Atatürksüz ve altı ok’suz, Kemalist ideolojiden arınmış bir CHP için “occupyCHP” eylemine destek veren CHP MYK üyelerinden bazıları hakkında kısa açıklamalar yaparsak durum daha iyi anlaşılacaktır. George SOROS kuruluşlarının Türkiye’de öne çıkmış en önemli siması olan Prof. Dr. Binnaz TOPRAK, AB kurumları ve SOROS vakıflarıyla sıkı ilişkisi olan, TESEV ve Açık Toplum Enstitüsü adına sendikal çalışmalar yürüten Perihan SARI, SOROS’un Amerika’daki merkez vakfı Open Society Institute’un da lisanslı araştırmacılarından Doğa ÇİĞDEMOĞLU
Sahnelenen şu oyuna bakın.
Yerel seçimlerde, CHP MYK’nın yanlış siyasal tercih ve politikaları nedeniyle bir hezimet yaşanıyor. Artık “burnundan soluyan” CHP seçmeni bu yenilginin sorumlularından hesap sormak istiyor. Tam da bu aşamada SOROS’un kızları ve oğulları tarafından pışpışlanan "occupyCHP” eylemcileri sahneye fırlıyorlar. Böylece bir taşla iki kuş vuruluyor. Bir yandan “burnundan soluyan” CHP seçmeninin gazı alınmış, öfkeleri tamponlanmış, diğer yandan İçinde Kemalizm ve Mustafa Kemal olmayan bir CHP’ye yelken açan yönetim, hezimeti nimete çevirerek bu amaca ulaşmada önemli bir adım daha atmış oluyordu.

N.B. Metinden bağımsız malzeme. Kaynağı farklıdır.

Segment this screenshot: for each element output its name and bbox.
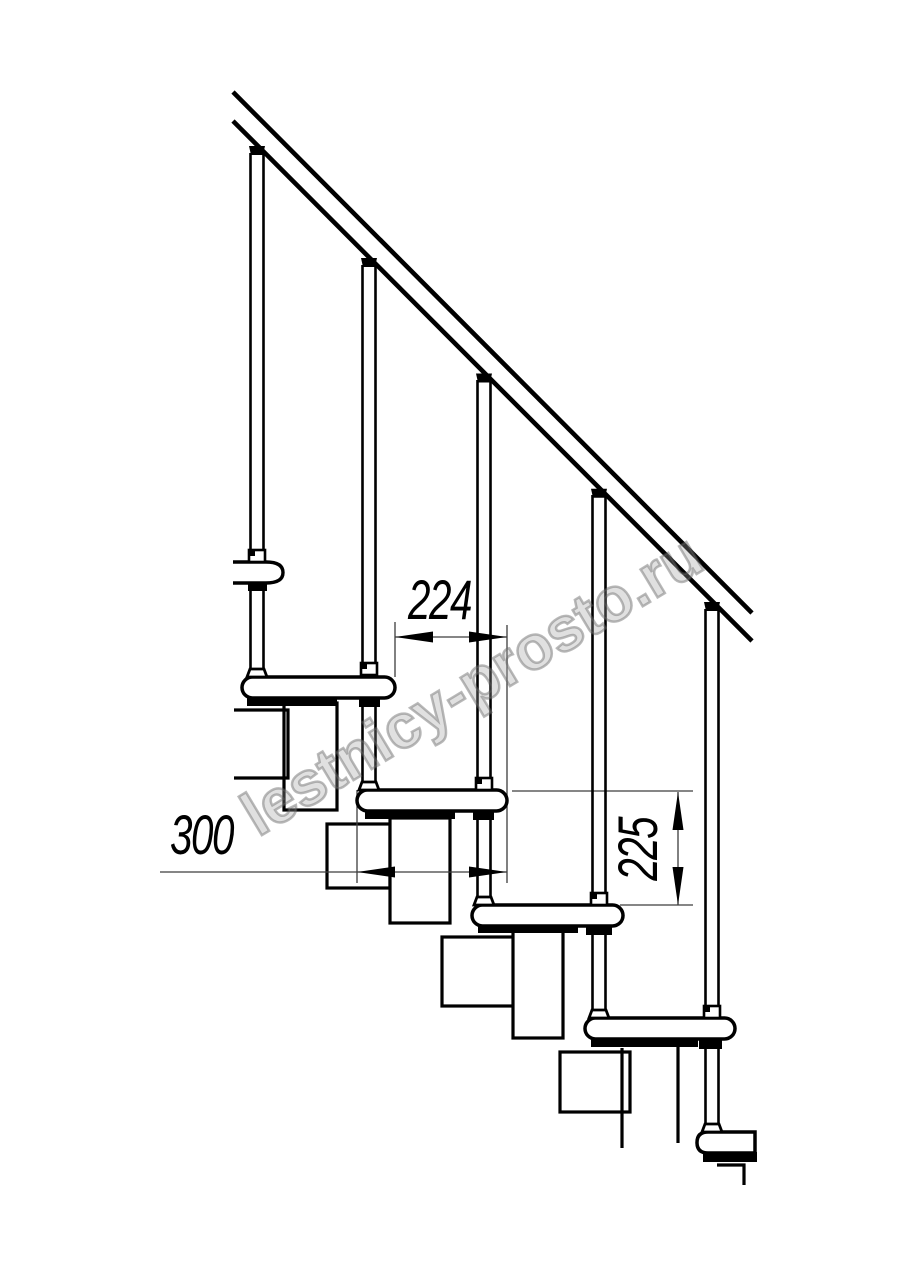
module-box <box>513 930 563 1038</box>
baluster-5 <box>706 609 719 1132</box>
module-box <box>390 818 450 923</box>
dimension-label-step-rise: 225 <box>610 823 666 881</box>
tread-2 <box>357 790 507 811</box>
dimension-label-step-depth: 300 <box>170 807 233 863</box>
arrowhead <box>673 792 684 830</box>
tread-5-cut <box>697 1132 755 1153</box>
staircase-drawing-page: 224 300 225 lestnicy-prosto.ru <box>0 0 914 1280</box>
tread-1 <box>242 677 395 698</box>
baluster-1 <box>251 153 264 675</box>
arrowhead <box>395 632 433 643</box>
dimension-label-step-run: 224 <box>408 572 471 628</box>
module-box <box>327 824 390 888</box>
tread-4 <box>585 1018 735 1039</box>
arrowhead <box>673 867 684 905</box>
landing-stub <box>233 562 283 583</box>
tread-3 <box>472 905 623 926</box>
bottom-cut-module <box>717 1165 744 1185</box>
staircase-drawing <box>0 0 914 1280</box>
arrowhead <box>469 867 507 878</box>
module-box <box>560 1052 630 1112</box>
module-box <box>442 937 516 1006</box>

CHP’nin geçmişine düşman, SOROS’çu genç sivillerini çağrıştıran "occupyCHP” eylemcilerinden ve “Atatürk’ü geçmişte bırakalım”, “Emperyalizmin iyi yönleri de var, onlardan faydalanalım”, “Atatürk’ün ilkeleri miadını doldurmuştur” diyen SOROS beslemelerinden CHP kurtulmadıkça, bu kaostan her zaman küresel çeten kazançlı çıkacaktır.